Natan Gross (נתן גרוס; November 16, 1919, in Kraków – October 5, 2005, in Tel Aviv) was Polish and Israeli screenwriter, director, producer, film critic and historian, poet, writer, translator, editor and publisher writing in Polish and Hebrew. While in Poland, until 1950, he shot about 10 feature and documentary films in Yiddish, mostly with Kinor film studio.
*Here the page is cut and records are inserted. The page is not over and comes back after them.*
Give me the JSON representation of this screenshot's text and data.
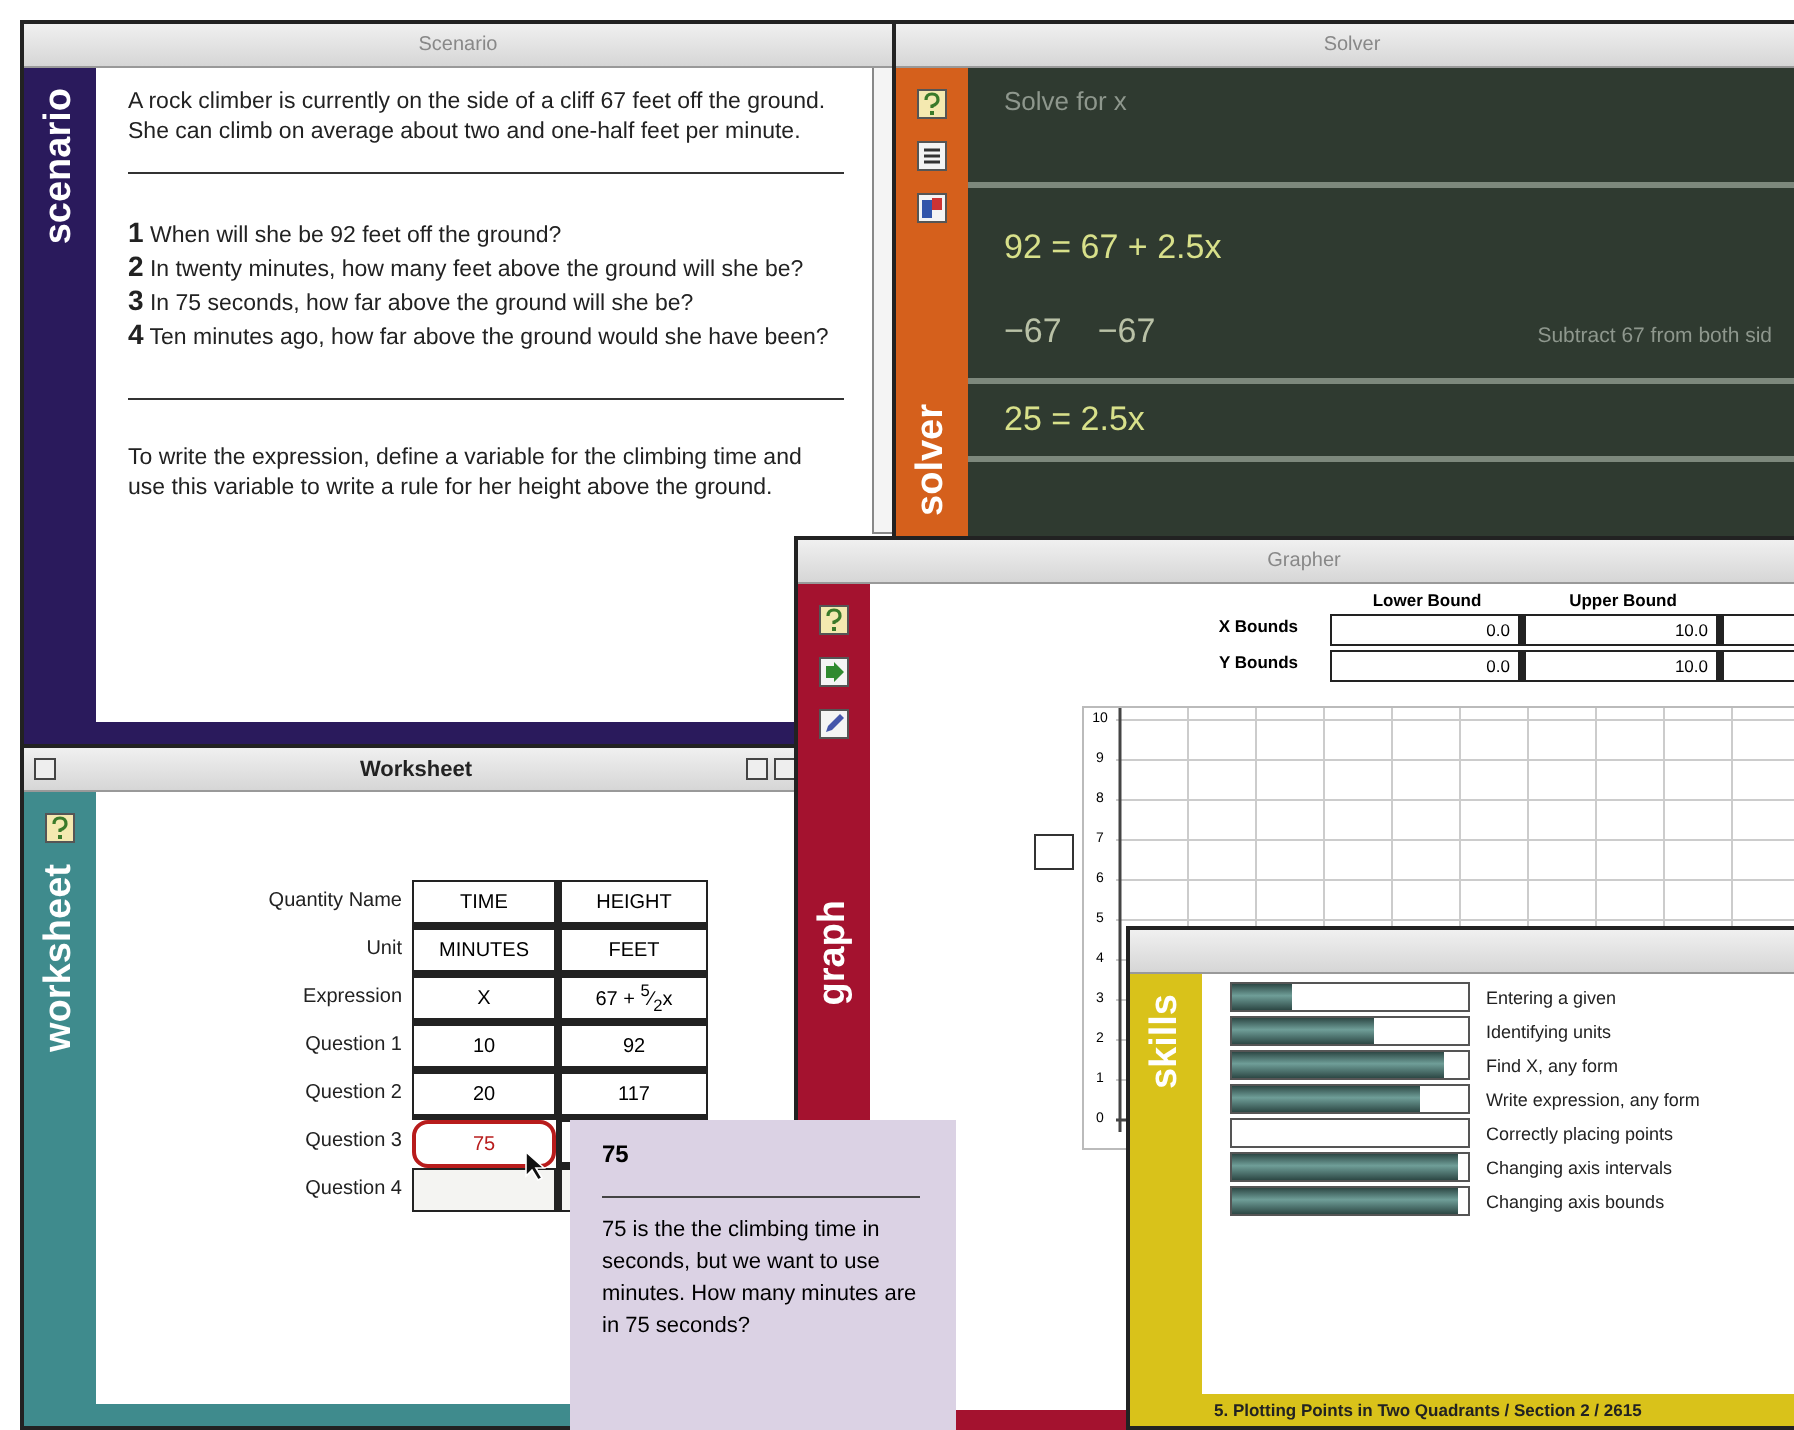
{
  "scenario": {
    "title": "Scenario",
    "label": "scenario",
    "intro": "A rock climber is currently on the side of a cliff 67 feet off the ground. She can climb on average about two and one-half feet per minute.",
    "questions": [
      {
        "number": "1",
        "text": "When will she be 92 feet off the ground?"
      },
      {
        "number": "2",
        "text": "In twenty minutes, how many feet above the ground will she be?"
      },
      {
        "number": "3",
        "text": "In 75 seconds, how far above the ground will she be?"
      },
      {
        "number": "4",
        "text": "Ten minutes ago, how far above the ground would she have been?"
      }
    ],
    "hint": "To write the expression, define a variable for the climbing time and use this variable to write a rule for her height above the ground."
  },
  "solver": {
    "title": "Solver",
    "label": "solver",
    "prompt": "Solve for x",
    "steps": [
      {
        "kind": "equation",
        "text": "92 = 67 + 2.5x"
      },
      {
        "kind": "operation",
        "left": "−67",
        "right": "−67",
        "note": "Subtract 67 from both sid"
      },
      {
        "kind": "equation",
        "text": "25 = 2.5x"
      }
    ]
  },
  "worksheet": {
    "title": "Worksheet",
    "label": "worksheet",
    "rows": [
      {
        "label": "Quantity Name",
        "cells": [
          {
            "value": "TIME",
            "error": false
          },
          {
            "value": "HEIGHT",
            "error": false
          }
        ]
      },
      {
        "label": "Unit",
        "cells": [
          {
            "value": "MINUTES",
            "error": false
          },
          {
            "value": "FEET",
            "error": false
          }
        ]
      },
      {
        "label": "Expression",
        "cells": [
          {
            "value": "X",
            "error": false
          },
          {
            "value": "67 + $^{5}$⁄$_{2}$x",
            "error": false
          }
        ]
      },
      {
        "label": "Question 1",
        "cells": [
          {
            "value": "10",
            "error": false
          },
          {
            "value": "92",
            "error": false
          }
        ]
      },
      {
        "label": "Question 2",
        "cells": [
          {
            "value": "20",
            "error": false
          },
          {
            "value": "117",
            "error": false
          }
        ]
      },
      {
        "label": "Question 3",
        "cells": [
          {
            "value": "75",
            "error": true
          },
          {
            "error": false
          }
        ]
      },
      {
        "label": "Question 4",
        "cells": [
          {
            "error": false
          },
          {
            "error": false
          }
        ]
      }
    ]
  },
  "grapher": {
    "title": "Grapher",
    "label": "graph",
    "bound_columns": [
      "Lower Bound",
      "Upper Bound"
    ],
    "bounds": [
      {
        "label": "X Bounds",
        "values": [
          "0.0",
          "10.0"
        ]
      },
      {
        "label": "Y Bounds",
        "values": [
          "0.0",
          "10.0"
        ]
      }
    ],
    "y_ticks": [
      "10",
      "9",
      "8",
      "7",
      "6",
      "5",
      "4",
      "3",
      "2",
      "1",
      "0"
    ]
  },
  "skills": {
    "label": "skills",
    "items": [
      {
        "name": "Entering a given",
        "level": 0.25
      },
      {
        "name": "Identifying units",
        "level": 0.6
      },
      {
        "name": "Find X, any form",
        "level": 0.9
      },
      {
        "name": "Write expression, any form",
        "level": 0.8
      },
      {
        "name": "Correctly placing points",
        "level": 0
      },
      {
        "name": "Changing axis intervals",
        "level": 0.96
      },
      {
        "name": "Changing axis bounds",
        "level": 0.96
      }
    ],
    "footer": "5. Plotting Points in Two Quadrants / Section 2 / 2615"
  },
  "tooltip": {
    "title": "75",
    "text": "75 is the the climbing time in seconds, but we want to use minutes. How many minutes are in 75 seconds?"
  }
}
In Israel he shot about 100 documentaries and several feature films

==Filmography==
- 1946–1949: Yidishe film kronik (from Yiddish: Jewish Film Chronicle)
- 1947: Der weg cum gezunt (from Yiddish: The path to health)
- 1947: Der yidisher yishuv in Niderschlezien (from Yiddish: The Jewish settlement in Lower Silesia)
- 1948: Der finfter yartzeit un ojfsztand in warszewer geto (The Fifth Anniversary of the Warsaw Ghetto Uprising)
- 1948: Undzere kinder (from Yiddish: Our children)
- 1948: Mir lebngeblibene (We who survived ; in Yiddish, documenting the revival of the social and cultural life of the Jews in Poland after World War II)
- 1948: ORT (vocational education)
- 1948: Joint
- 1949: אחרי אלפיים שנה ("Two Millenia After"; documentary, 12 min. Summarizing the first year of the official presentation of Israel in Poland; Hebrew and English subtitles)
- 1949: Kadima Gordonia ("Forward, Gordonia", short)
- 1962: Joseph the Dreamer (screenplay)
- 1963: The Cellar (feature film; 60 min.; the story of Holocaust survivor, Emmanuel, who works as a security guard on a construction site)

==Books==
- 1986: מי אתה אדון גרימק? (Mi ata adon Grymek, "Who Are You, Mr. Grymek?"), autobiography. The book title refers to his fake Polish name, Franciszek Grymek, used to avoid the Holocaust.
  - 1991:Kim pan jest, panie Grymek? Translation from Hebrew to Polish
  - 2001: English translation by William R. Brand
- Toldot ha-kolnoa ha-Yehudi be-Polin: 1910–1950/ The Jewish Film in Poland: 1910–1950. [Hebrew Language Edition].
  - Polish title: Film Żydowski w Polsce, 2002

==Awards==
- 1963: the film The Cellar won the Kinor David award, Israel and "Youth Prize" (Best Feature Film Suitable for Young People) at the Berlin International Film Festival
- 1991:Ophir Award for lifetime achievement
- For the book Who Are You, Mr. Grymek?
  - 1986: Leon Lustig Prize (for the Hebrew original)
  - 1991: Echo Krakowa} Book of the Year for the Polish translation

==Family==
Natan, born to Jakub and Sarah, had brothers Yoram Gross born Jerzy, and Jozef, and sister Klara. He was married to Shulamit Gross with whom he had son Yaakov Gross and daughter Aliza.